One critical improvement recruiters could implement is providing greater transparency around how AI-driven interviews work. As this technology becomes more prevalent, candidates need to be better informed about what to expect and how to navigate these new systems. Facing an algorithm with no understanding of how it evaluates your responses or what criteria it uses to measure your suitability for the role forces candidates to step into the unknown.
Going forward, recruiters should prioritise spreading more information about how AI-led interviews function. This could include details on what types of questions are asked, how responses such as tone, keywords or facial expressions are analysed, and how the algorithm scores candidates. Offering insights into what the AI is specifically programmed to look for, whether it’s technical skills, communication style, or problem-solving ability, would empower applicants to prepare more effectively, just as they would for a traditional interview.
Moreover, candidates should be made aware of how their data will be used and whether their responses might serve purposes beyond the specific job application, such as training the algorithm for future recruitment rounds. Clarity on this front would help ease concerns about candidates being reduced to test subjects for AI learning.
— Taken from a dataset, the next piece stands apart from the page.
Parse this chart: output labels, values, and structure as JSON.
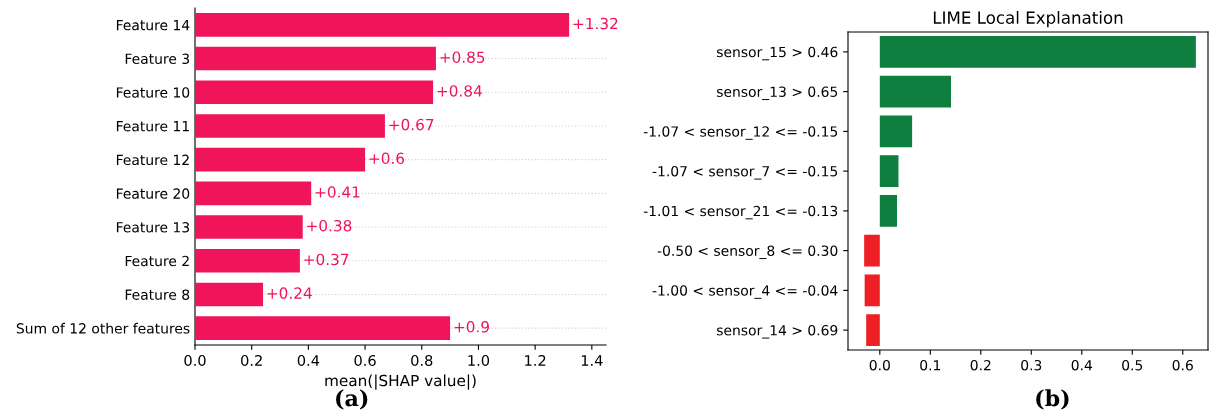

By demystifying the process, recruiters can foster more trust in AI systems and level the playing field for applicants, ensuring that they are equipped to approach these interviews with confidence rather than uncertainty.
While AI has the potential to revolutionise the future of recruitment, currently it falls short in offering the nuance and empathy that human recruiters naturally provide. The real challenge ahead lies in striking a balance between the efficiency of AI and the emotional intelligence of humans, ensuring that technology enhances the hiring process without sacrificing its most vital aspect—genuine human connection.